Mammals -- which, you’ll remember, had been around since the Triassic -- evolved into the major lineages alive today: placental mammals like us, marsupials like the opossum, and monotremes like the platypus. The Cretaceous also meant even more dinosaurs! Like the frilled ceratopsians, the duck-billed hadrosaurs... and, of course, Tyrannosaurus rex. I don’t know about you, but I think T. rex is pretty cool. I’m also very glad predators that size aren’t around today to snack on us.

Why aren’t they around any more? Like the Paleozoic, the Mesozoic ended in a mass extinction. But there were a few differences between the two die-outs. For one thing, the extinction at the end of the Mesozoic wasn’t as bad. Only about 50% of Earth’s species went extinct, which is a lot, but not nearly as many as during the extinction at the end of the Paleozoic, when almost all life died out.

And while we don’t know exactly what caused the earlier Paleozoic extinction, we have a major clue about the event at the end of the Mesozoic. It’s a crater in the Yucatan region of Mexico. Most scientists agree that a meteor impact at this site must have been what wiped out all of the dinosaurs except for birds. There might have been other factors at play, but the meteor didn’t help.
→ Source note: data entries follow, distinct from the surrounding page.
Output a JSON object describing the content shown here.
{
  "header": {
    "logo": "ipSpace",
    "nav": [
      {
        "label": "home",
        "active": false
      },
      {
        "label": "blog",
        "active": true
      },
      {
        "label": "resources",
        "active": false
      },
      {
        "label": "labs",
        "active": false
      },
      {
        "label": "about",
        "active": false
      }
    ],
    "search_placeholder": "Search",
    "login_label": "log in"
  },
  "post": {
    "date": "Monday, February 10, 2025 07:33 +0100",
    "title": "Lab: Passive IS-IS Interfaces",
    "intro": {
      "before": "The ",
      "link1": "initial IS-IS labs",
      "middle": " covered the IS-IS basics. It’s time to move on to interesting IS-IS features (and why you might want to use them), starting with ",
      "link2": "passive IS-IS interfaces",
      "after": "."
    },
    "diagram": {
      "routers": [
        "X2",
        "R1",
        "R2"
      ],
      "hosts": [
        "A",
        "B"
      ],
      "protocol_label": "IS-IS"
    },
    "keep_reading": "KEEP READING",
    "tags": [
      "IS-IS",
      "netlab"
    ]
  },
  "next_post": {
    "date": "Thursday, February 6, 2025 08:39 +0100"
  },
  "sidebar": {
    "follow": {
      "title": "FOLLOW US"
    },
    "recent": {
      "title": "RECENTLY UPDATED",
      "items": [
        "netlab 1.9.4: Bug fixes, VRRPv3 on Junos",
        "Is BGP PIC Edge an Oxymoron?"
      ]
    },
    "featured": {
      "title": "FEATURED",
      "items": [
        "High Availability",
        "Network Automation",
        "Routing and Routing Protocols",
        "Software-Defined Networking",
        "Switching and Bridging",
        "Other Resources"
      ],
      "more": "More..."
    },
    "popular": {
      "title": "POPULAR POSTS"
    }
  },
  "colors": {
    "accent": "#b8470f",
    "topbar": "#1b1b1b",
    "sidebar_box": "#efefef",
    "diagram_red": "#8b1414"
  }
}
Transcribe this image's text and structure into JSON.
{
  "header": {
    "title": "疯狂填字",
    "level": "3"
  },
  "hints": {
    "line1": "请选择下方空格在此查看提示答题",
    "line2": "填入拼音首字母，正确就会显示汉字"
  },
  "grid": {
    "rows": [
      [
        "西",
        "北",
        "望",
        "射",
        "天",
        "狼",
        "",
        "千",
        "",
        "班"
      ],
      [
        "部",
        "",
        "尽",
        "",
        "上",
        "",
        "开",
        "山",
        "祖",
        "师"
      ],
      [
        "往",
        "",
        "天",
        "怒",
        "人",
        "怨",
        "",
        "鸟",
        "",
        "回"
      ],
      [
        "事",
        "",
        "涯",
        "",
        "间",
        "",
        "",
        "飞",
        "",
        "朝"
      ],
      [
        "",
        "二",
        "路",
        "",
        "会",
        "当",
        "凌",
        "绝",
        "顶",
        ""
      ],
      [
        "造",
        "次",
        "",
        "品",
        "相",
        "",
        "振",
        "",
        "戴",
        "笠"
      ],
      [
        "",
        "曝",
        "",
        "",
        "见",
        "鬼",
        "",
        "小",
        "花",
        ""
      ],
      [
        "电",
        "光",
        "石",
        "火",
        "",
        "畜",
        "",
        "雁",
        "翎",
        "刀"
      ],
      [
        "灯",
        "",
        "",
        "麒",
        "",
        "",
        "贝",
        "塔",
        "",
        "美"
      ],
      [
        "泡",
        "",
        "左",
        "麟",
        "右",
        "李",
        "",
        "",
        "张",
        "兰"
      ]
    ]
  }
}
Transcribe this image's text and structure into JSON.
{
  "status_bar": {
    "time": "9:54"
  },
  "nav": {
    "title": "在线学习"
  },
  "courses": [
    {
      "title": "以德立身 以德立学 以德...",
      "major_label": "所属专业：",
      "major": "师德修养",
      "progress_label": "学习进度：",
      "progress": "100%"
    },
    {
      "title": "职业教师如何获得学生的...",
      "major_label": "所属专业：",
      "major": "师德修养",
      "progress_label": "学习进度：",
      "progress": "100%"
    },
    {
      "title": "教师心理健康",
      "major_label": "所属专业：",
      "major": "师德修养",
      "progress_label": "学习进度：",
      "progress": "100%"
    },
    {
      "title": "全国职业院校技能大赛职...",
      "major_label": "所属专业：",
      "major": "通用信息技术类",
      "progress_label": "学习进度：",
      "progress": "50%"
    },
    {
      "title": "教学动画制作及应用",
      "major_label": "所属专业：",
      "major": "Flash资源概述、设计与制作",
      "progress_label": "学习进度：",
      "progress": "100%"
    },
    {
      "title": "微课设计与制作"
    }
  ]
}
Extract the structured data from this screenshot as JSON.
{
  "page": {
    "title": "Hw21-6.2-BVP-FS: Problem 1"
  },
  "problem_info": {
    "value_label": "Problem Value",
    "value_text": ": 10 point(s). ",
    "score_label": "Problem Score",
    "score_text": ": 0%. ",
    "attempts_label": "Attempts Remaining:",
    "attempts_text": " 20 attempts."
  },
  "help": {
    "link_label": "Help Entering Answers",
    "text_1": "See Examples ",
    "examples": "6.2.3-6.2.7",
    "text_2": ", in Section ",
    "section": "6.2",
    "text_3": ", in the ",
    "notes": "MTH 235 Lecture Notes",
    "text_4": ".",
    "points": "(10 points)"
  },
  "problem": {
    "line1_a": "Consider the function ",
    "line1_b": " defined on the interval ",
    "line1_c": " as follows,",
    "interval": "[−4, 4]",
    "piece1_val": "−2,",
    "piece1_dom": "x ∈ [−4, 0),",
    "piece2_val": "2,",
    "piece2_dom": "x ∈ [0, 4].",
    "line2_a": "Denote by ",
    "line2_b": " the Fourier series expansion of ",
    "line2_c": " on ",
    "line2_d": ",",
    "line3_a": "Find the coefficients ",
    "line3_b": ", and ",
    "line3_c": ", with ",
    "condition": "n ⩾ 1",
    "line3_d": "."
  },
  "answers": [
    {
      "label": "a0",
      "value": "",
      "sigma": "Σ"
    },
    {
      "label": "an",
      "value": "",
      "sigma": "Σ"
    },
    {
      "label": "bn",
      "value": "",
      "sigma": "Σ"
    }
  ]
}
So most of the diversity dinosaurs had to offer is gone for good. Sure, birds are cool, but they only represent one lineage of dinosaurs. Those big four-footed plant eaters and the walking around armored vehicles? They’re not around anymore. But once they were gone, mammals had a chance to take over -- which is what happened during the Cenozoic, the era that we are still in, which we will talk about next time.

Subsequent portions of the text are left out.